We Are All Brothers and Sisters

I recently returned from Asia where I was training firefighters on the use of thermal imaging camera (TIC) technology. As I boarded the plane for my flight home, I realized how similar firefighters are from one continent to another. We are all brothers and sisters and face many of the same challenges when responding to fire calls. Many of the training tips that I’ve highlighted in this column I shared with these firefighters during my trip. As we welcome in a new year, I thought it would be helpful to recap some of the training tips and guidelines I’ve shared during the year that resonate with firefighters across all continents.

Nonfire Calls

The number of nonfire calls a department receives each month continues to outnumber the fire-related calls. This doesn’t mean that your TIC shouldn’t be with you on a nonfire call. Using a TIC for everyday nonfire emergency incidents is a smart use of this technology. Let’s look at a few tips for using a TIC on nonfire calls.

Motor vehicle accidents. When arriving on the scene, it’s critical to determine how many people were in the vehicle prior to the accident to account for all parties. Use your TIC to check the automobile seats for hot spots to determine how many people were in the car. A TIC cannot see through glass, so be sure to open or remove the door or window of the vehicle before you scan. Don’t scan just one seat but multiple seats at the same time for comparative purposes, since your TIC will show residual heat. What you’re looking for is contrasting heat signatures.

Search and rescue. How many times has your local police department called you for help with locating a missing person? Maybe it’s an elderly woman who has wandered away from her home or a child who has gotten lost in the woods. Use the TIC to pick up heat spots that can help guide you to a missing person. It often cuts minutes off a search that can mean the difference between life and death.

Hazmat. Even if you don’t have a trained hazmat team, you surely have responded to hazmat calls such as an overturned vehicle or tanker truck, a chemical emergency, or a meth lab fire. Using a TIC helps you see what the naked eye cannot see: tracing a spill on the roadway in a rain storm, seeing the gases of a container at a safe distance, or seeing the content level of an enclosed container at a safe distance.

Fire Calls

Your number of fire calls may be down, but you need to be ready with the proper training, knowledge, and tools. Here are a few TIC guidelines when responding to a structural fire.

Three-pass scan. Scan a room with your TIC in a smoke-filled structure using a three-pass technique. The first pass is across the ceiling, looking for heat accumulation, potential vent points, and structural integrity. The second pass is across the middle of the room, looking at the physical layout and its contents as well as the location of any secondary egress points. The third pass is across the floor looking for collapsed victims and any special hazards. All three scans take less than 10 seconds but are important to maintaining proper orientation with your TIC.

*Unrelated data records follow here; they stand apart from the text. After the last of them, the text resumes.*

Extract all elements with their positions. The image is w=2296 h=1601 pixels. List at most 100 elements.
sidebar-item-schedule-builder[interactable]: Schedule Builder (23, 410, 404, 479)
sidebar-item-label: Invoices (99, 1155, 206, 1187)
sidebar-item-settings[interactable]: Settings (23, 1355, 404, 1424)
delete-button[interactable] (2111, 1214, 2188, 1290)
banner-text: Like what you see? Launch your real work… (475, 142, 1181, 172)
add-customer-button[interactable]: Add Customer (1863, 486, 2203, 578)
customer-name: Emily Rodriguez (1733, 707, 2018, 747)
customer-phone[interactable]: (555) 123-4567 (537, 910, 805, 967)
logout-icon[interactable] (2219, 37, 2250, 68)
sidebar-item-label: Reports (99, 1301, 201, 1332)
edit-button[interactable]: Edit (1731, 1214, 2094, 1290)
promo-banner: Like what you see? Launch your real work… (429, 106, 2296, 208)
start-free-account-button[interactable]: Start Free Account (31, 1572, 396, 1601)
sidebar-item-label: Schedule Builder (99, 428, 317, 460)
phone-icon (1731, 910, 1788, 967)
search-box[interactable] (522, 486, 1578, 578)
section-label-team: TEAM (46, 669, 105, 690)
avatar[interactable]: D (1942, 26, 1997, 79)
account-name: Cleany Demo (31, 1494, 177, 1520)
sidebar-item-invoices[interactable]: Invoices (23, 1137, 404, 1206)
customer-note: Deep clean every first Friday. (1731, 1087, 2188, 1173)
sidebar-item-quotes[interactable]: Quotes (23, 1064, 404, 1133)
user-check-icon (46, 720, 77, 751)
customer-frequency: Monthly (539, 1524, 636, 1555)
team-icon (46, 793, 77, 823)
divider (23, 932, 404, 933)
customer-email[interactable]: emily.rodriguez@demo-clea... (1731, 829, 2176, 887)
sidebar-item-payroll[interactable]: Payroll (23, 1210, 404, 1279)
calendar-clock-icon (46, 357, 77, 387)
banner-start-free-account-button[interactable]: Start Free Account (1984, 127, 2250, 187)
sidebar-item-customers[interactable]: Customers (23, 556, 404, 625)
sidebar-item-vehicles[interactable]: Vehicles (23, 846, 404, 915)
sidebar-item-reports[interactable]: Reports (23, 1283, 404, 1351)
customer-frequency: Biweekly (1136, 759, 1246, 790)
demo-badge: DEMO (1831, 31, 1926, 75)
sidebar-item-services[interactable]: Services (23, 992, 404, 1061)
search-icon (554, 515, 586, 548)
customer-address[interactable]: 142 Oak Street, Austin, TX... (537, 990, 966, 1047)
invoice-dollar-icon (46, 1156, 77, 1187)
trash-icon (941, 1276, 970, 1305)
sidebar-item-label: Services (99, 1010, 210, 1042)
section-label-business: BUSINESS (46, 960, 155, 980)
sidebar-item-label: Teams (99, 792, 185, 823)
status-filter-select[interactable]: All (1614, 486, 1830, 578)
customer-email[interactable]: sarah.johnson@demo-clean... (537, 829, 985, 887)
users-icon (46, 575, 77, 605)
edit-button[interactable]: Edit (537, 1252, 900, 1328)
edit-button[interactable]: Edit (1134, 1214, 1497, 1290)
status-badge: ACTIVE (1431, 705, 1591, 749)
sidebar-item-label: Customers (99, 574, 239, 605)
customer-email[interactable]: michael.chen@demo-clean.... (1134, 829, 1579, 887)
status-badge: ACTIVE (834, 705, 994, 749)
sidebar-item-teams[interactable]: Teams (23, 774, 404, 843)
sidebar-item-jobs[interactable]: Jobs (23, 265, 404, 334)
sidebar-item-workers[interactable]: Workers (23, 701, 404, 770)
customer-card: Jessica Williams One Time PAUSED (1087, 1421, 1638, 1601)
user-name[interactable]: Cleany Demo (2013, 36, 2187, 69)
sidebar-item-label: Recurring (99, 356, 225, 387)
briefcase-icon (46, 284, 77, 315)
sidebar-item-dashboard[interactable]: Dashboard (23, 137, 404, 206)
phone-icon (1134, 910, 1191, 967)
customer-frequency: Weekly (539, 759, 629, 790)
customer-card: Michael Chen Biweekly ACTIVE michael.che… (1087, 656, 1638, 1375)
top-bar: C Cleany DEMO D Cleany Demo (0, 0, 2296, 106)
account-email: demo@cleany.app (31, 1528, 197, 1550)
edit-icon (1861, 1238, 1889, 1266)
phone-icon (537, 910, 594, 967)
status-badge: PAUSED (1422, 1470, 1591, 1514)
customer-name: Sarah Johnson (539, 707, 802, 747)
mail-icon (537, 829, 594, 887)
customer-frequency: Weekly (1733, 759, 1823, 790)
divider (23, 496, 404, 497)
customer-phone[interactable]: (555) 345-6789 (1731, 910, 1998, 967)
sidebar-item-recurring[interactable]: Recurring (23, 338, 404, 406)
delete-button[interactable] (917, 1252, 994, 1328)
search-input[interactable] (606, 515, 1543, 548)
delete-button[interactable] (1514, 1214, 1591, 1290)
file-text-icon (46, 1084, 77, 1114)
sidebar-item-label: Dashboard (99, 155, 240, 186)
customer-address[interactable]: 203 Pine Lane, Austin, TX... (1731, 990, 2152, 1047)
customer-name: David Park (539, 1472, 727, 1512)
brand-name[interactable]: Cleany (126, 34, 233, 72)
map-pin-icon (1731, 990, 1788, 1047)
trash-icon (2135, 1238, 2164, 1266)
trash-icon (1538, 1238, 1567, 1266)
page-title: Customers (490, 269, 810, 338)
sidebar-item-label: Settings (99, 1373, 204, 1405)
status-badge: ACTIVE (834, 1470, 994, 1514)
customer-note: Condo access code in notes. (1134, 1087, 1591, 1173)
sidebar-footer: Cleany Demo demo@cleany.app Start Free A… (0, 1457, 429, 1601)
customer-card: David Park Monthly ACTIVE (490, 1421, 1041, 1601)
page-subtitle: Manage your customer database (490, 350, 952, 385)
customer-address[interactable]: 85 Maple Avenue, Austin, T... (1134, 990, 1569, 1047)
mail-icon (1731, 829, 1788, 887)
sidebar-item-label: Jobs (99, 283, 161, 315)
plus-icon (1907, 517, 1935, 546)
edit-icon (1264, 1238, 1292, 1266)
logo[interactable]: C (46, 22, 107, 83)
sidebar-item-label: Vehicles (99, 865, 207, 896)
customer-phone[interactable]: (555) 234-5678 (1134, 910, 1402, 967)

Overhaul. Use a TIC during overhaul to help determine how far a fire has traveled and to find hot spots. The TIC can detect the smallest temperature differences that can indicate a smoldering fire. Identifying possible rekindles can help lessen property loss and time at the scene. Using a TIC to properly overhaul ensures that the fire is completely out and there is no threat of reignition.

Flashover. Using a TIC during preflashover situations can help you determine warning signs that you would not otherwise see. A TIC will never help you if you are caught in a flashover. You don’t have enough time to look at your TIC, process what’s on the screen, and try to escape a flashover. It is estimated that you have maybe two or three seconds max to get out of a flashover situation; even if you had a few more seconds, looking at your TIC will only show you what you already know is happening.

Fire attack. The TIC can show thermal layers, a safe path for advancement, alternative exits, and the location of the heaviest fire. Using a TIC can help you suppress a fire quickly, efficiently, and safely. A TIC should arrive with the first unit on the scene; if it is on the third or fourth unit, it may be too late for the TIC to help in the fire attack. It’s also critical that the TIC be assigned to a firefighter to ensure it comes off the apparatus.

Wishing you a joyous holiday and a safe new year!

Carl Nix is a 32-year veteran of the fire service and a retired battalion chief of the Grapevine (TX) Fire Department. He serves as an adjunct instructor for North Central Texas College and a thermal imaging instructor for Bullard. Nix has a bachelor of science degree in fire administration and is a guest instructor for Texas A&M Engineering Extension Service’s (TEEX) annual fire training in Texas.